Looking at the priorities and processes listed above, what would you predict will be the outcome? (i.e., what finishes first, second, etc.?) How about with the following?

#!/sh

nice 0 spinner A 100 &
nice 0 spinner B 25  &
nice 1 spinner C 50  &
nice 2 spinner D 50  &
nice 2 spinner E 10  &
nice 3 spinner F 100 &

(We’ll refer to these as spin1.sh and spin2.sh, respectively).

Updating procdump

Once you’ve made the required changes, update procdump() in kernel/proc.c so that it will print the numeric process priorities in addition to the existing information already printed out.

Next, run nice 0 ls / and immediately press CTRL+P to see the process list. Verify that ls is correctly set to 3 for its priority (due to having a niceness of 0).

Updating the Scheduler

Finally, we need to make the scheduler aware of priorities. To do this:

• For each pass of the scheduler, you’ll iterate through the process list four times. Once for priority 3, then 2, 1, and 0.
• At each priority level, run any RUNNABLE processes that have a priority greater or equal to the current priority level.
• This approach could result in excessive scans through the process list, so to optimize it, track the maximum observed priority level. If it is less than the next priority step, jump to that priority level immediately.
  • E.g., if we are scanning priority level 4, but the largest priority we observe during our first iteration through the process table is priority 0, jump there immediately instead of checking all the processes again at level 3.

You may wonder if this could benefit from a better data structure, maybe a heap.
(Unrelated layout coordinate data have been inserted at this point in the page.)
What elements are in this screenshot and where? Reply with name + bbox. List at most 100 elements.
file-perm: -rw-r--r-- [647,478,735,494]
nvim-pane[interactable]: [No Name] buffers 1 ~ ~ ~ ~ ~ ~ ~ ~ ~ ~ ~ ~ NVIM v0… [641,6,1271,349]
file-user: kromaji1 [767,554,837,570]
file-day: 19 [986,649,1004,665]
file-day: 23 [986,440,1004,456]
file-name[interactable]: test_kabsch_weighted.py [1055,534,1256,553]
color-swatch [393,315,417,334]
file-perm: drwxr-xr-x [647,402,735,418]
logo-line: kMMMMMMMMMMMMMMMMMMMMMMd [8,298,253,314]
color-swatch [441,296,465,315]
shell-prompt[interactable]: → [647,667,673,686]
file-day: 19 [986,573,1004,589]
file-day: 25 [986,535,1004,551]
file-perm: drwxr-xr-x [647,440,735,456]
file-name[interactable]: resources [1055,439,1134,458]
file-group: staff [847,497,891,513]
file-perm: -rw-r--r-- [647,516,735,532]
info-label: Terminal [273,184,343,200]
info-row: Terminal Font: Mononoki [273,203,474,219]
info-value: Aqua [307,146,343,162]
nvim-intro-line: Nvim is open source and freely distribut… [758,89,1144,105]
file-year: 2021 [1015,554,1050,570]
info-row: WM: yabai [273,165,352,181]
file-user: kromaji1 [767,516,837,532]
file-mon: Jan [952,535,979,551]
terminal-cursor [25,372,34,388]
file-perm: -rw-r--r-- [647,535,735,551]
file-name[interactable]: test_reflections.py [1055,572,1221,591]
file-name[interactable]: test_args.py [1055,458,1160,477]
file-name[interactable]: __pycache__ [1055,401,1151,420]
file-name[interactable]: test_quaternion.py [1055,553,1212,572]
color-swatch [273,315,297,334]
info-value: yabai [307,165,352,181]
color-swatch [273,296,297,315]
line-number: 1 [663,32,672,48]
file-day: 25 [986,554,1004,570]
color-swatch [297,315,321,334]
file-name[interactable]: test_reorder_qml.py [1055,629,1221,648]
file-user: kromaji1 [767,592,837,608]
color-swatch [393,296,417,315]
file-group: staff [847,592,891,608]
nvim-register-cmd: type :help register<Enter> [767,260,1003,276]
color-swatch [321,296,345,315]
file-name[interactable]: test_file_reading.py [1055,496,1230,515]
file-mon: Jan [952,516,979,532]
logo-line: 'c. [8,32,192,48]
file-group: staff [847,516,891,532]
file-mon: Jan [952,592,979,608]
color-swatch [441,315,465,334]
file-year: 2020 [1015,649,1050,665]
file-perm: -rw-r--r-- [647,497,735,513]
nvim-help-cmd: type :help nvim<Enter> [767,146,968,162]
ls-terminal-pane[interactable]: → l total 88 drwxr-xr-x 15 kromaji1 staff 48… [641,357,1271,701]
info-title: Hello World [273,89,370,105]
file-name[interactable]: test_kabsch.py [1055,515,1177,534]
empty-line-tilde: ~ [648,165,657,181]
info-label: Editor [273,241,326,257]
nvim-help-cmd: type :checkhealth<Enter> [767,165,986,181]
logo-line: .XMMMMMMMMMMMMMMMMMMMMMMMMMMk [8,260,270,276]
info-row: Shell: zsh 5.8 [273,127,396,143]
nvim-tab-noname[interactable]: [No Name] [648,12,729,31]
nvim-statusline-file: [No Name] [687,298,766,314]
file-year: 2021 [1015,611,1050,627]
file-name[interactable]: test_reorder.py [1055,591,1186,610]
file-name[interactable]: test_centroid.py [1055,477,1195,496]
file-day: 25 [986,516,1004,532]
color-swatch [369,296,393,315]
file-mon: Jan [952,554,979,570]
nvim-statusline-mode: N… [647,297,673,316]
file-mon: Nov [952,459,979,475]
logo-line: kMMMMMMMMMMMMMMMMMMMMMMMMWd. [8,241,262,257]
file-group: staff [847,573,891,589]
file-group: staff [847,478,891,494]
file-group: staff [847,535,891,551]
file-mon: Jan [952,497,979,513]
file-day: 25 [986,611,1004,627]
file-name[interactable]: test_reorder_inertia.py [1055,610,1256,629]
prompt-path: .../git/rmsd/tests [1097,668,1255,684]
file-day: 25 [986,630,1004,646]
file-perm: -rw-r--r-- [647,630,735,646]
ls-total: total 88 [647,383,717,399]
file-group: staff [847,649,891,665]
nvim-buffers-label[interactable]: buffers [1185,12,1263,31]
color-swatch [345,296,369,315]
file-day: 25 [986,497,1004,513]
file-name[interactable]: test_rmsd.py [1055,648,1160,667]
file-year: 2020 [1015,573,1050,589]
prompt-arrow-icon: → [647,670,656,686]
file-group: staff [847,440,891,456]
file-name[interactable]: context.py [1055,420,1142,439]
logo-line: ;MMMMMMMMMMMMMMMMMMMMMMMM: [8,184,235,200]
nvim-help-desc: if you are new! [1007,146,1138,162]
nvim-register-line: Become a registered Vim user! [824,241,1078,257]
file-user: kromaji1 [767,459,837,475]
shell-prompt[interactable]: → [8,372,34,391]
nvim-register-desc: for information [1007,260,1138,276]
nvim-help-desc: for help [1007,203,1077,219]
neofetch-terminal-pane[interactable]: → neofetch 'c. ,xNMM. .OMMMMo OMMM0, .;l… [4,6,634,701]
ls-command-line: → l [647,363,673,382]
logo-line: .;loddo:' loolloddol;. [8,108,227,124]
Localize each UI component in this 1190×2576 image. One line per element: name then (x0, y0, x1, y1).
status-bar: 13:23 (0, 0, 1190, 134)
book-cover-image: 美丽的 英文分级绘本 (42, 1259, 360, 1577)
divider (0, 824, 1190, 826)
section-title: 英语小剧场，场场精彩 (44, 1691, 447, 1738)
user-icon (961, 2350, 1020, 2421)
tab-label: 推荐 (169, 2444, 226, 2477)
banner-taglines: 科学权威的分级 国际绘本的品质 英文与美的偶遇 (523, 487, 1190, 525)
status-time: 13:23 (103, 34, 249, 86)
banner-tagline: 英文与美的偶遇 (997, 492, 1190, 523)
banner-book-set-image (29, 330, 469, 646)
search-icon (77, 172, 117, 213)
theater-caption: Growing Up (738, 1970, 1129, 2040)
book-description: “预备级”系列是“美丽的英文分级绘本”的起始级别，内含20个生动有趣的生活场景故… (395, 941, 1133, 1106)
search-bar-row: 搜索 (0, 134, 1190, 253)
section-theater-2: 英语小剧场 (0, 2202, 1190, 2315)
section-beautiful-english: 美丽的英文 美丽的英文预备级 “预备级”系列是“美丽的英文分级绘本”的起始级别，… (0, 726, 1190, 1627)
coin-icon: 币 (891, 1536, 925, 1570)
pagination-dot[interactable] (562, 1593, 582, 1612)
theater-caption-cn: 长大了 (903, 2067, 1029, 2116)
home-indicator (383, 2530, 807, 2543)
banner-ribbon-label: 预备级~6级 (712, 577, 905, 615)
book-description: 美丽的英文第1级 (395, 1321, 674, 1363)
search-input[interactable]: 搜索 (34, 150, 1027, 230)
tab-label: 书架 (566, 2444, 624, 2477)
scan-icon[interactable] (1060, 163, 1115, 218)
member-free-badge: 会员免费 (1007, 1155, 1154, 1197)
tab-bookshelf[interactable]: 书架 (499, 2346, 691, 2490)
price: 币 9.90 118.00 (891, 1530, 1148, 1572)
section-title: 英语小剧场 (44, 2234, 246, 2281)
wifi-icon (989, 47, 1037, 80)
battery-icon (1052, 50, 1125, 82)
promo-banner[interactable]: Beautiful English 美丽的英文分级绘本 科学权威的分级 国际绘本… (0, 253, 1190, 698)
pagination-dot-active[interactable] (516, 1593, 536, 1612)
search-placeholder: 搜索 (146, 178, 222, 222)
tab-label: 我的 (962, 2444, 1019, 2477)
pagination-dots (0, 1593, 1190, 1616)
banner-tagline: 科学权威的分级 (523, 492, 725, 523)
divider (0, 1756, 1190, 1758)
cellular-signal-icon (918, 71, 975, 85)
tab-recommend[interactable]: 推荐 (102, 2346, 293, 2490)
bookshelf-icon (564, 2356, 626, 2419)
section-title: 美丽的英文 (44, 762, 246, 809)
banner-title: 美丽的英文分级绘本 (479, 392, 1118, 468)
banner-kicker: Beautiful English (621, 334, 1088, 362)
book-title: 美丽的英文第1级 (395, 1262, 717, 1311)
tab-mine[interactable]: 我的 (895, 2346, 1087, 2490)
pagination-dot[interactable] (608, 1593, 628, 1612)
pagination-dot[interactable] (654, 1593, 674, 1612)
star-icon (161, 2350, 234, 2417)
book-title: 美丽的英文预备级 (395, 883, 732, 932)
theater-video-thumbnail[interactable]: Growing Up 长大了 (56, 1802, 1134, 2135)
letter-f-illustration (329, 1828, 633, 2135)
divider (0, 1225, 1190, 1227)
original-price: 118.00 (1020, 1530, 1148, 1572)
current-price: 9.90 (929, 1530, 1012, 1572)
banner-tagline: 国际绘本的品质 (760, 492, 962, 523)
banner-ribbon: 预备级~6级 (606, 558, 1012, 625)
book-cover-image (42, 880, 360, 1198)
That would indeed be better, if we were dealing with larger process tables. Since we usually have no more than 5 or so processes running at a time, this approach will suffice for now.

Testing

For the most basic test, run two processes with opposite priority levels and observe how long it takes them to complete. Then move on to the spin1.sh and spin2.sh scripts.

And don’t forget:

CPUS=1 make qemu

Grading and Submission

Once you are finished, check your changes into your OS repo. Then have a member of the course staff take a look at your lab to check it.

To receive 75% credit:

• Make the process changes, add the nice utility, modify procdump(), and confirm proper priority setting with CTRL+P

To receive full credit for this lab:

• Complete all previous requirements
• Implement the scheduling algorithm and verify the results are correct with the provided test scripts.